Una leyenda para soñar

Hace casi tres mil años el mundo contó entre los vivos con una mujer legendaria. Sobre ella se han urdido infinidad de fábulas, historias que han llegado hasta nosotros infiltradas de fantasías acerca de su belleza seductora y de su origen misterioso. Las diversas tradiciones, de común acuerdo, hablan de la reina de un vasto imperio que se extendía por el sur de Arabia y por la orilla africana del mar Rojo, sobre las tierras que hoy conforman Eritrea, Yibuti, Somalia y Etiopía. Aseguran que aquella mujer extraordinaria habitaba en un palacio deslumbrante, con profusión de oro y sirvientes. En sus alrededores crecían plantas cargadas de frutos exuberantes y flores de aromas delicados; y era tal su abundancia que muchos son los convencidos de que allí habría estado el mismísimo jardín del Edén, el hogar feliz de Adán y Eva, los bíblicos padres del género humano.

Pero ¿quién es, en definitiva -o quien fue, mejor dicho-, este personaje etéreo, esta soberana de un pasado remoto cuyo embrujo sobrevive al tiempo y que enamora la memoria colectiva de las gentes? ¿Cómo se llamaba? ¿De dónde procedía? ¿Cuál era el color de su piel? ¿Qué sabemos, realmente, sobre su vida, sus luchas y ambiciones?
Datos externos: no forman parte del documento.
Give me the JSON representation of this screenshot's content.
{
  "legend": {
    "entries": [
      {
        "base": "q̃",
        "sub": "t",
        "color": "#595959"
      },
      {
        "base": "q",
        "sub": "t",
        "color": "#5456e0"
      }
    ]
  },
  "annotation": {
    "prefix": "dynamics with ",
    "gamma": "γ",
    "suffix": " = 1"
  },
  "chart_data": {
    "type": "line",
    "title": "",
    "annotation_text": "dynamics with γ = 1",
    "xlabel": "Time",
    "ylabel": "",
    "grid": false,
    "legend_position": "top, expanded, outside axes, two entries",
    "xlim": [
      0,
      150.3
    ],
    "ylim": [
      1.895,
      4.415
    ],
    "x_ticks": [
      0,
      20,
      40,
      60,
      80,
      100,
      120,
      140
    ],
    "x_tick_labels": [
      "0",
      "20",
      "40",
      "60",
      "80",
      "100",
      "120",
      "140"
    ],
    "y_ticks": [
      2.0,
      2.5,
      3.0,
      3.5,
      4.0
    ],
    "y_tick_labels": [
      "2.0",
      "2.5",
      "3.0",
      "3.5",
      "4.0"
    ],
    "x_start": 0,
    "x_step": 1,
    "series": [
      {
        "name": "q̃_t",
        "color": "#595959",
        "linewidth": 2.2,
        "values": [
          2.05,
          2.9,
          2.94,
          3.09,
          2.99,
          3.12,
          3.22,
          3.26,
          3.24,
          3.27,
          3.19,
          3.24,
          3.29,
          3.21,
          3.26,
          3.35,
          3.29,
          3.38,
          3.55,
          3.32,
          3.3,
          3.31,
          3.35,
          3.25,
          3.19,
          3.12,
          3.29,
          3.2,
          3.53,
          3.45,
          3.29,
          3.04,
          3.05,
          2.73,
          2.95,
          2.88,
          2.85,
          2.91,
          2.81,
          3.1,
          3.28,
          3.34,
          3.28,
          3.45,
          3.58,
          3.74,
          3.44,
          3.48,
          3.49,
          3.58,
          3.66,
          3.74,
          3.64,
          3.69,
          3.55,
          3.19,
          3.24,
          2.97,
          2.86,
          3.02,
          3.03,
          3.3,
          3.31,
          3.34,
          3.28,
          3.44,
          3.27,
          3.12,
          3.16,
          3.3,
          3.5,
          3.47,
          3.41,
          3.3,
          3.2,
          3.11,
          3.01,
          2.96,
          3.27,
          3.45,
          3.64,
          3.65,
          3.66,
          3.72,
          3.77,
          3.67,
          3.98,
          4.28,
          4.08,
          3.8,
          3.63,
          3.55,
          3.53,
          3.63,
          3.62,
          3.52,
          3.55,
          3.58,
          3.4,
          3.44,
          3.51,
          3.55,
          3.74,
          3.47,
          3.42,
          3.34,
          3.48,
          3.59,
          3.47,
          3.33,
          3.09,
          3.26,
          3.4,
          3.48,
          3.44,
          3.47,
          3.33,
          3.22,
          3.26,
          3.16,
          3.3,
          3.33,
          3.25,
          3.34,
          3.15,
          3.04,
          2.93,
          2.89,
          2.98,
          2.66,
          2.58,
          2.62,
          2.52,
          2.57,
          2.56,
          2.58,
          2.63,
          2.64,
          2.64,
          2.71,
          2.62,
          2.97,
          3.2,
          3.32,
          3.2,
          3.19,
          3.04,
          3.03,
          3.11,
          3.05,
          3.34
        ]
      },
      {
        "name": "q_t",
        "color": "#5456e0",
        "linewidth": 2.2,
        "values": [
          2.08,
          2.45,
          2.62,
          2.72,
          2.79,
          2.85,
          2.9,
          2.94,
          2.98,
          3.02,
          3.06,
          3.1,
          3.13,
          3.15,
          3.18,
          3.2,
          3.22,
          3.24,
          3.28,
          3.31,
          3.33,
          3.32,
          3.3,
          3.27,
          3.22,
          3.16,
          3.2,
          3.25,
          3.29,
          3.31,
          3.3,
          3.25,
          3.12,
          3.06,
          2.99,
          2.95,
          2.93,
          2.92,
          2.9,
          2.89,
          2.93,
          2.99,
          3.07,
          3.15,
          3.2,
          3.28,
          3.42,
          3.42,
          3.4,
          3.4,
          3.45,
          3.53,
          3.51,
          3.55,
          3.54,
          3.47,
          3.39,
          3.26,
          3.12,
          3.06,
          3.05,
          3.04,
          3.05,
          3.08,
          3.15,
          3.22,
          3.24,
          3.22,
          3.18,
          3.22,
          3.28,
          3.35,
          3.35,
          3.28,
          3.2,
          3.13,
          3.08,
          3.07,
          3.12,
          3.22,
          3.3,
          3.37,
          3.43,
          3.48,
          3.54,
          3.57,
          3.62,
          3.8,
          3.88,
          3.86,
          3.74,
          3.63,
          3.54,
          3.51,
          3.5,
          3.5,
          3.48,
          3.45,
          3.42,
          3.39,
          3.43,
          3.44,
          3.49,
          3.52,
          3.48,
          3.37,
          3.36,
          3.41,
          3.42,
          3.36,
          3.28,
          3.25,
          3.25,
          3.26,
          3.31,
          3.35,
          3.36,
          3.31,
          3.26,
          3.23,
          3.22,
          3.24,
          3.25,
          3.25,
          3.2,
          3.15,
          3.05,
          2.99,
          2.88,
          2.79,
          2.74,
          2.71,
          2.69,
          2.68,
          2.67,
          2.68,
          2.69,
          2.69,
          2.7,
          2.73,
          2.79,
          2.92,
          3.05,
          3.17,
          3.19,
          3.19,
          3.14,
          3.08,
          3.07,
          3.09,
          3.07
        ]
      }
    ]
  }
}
Cuando, despojándonos del ropaje de las leyendas, nos lanzamos a bucear en el mar de la verdad desnuda, comprobamos que las aguas permanecen turbias y que amplias zonas de oscuridad abisal se ciernen en torno a su femenina andadura por este mundo. La historia oficial, todavía hoy, continúa envolviéndola en velos de silencio y nos hurta sin pudor alguno su secreto tres veces milenario, impregnado con largueza de esencias bíblicas y perfumes de las mil y una noches.

Tal vez, sin embargo, esto no tenga mayor importancia. Tal vez lo que de verdad cuente sea precisamente lo contrario: mantener viva la incertidumbre, no poner trabas a la imaginación, para que podamos seguir alimentando con ella nuestros sueños. Algún día -nadie sabe si próximo o lejano- los historiadores, los arqueólogos, los filólogos o todos ellos reunidos sacarán a la luz los datos reveladores; conoceremos, por fin, los protagonistas, sus acciones y sus pasiones; sabremos cómo ocurrió todo, dónde y porqué ocurrió; y, cuando eso suceda, la rígida y aséptica realidad sustituirá nuestras quimeras, las leyendas se vaciarán de sentido y su encanto se habrá ido para siempre de nuestras manos.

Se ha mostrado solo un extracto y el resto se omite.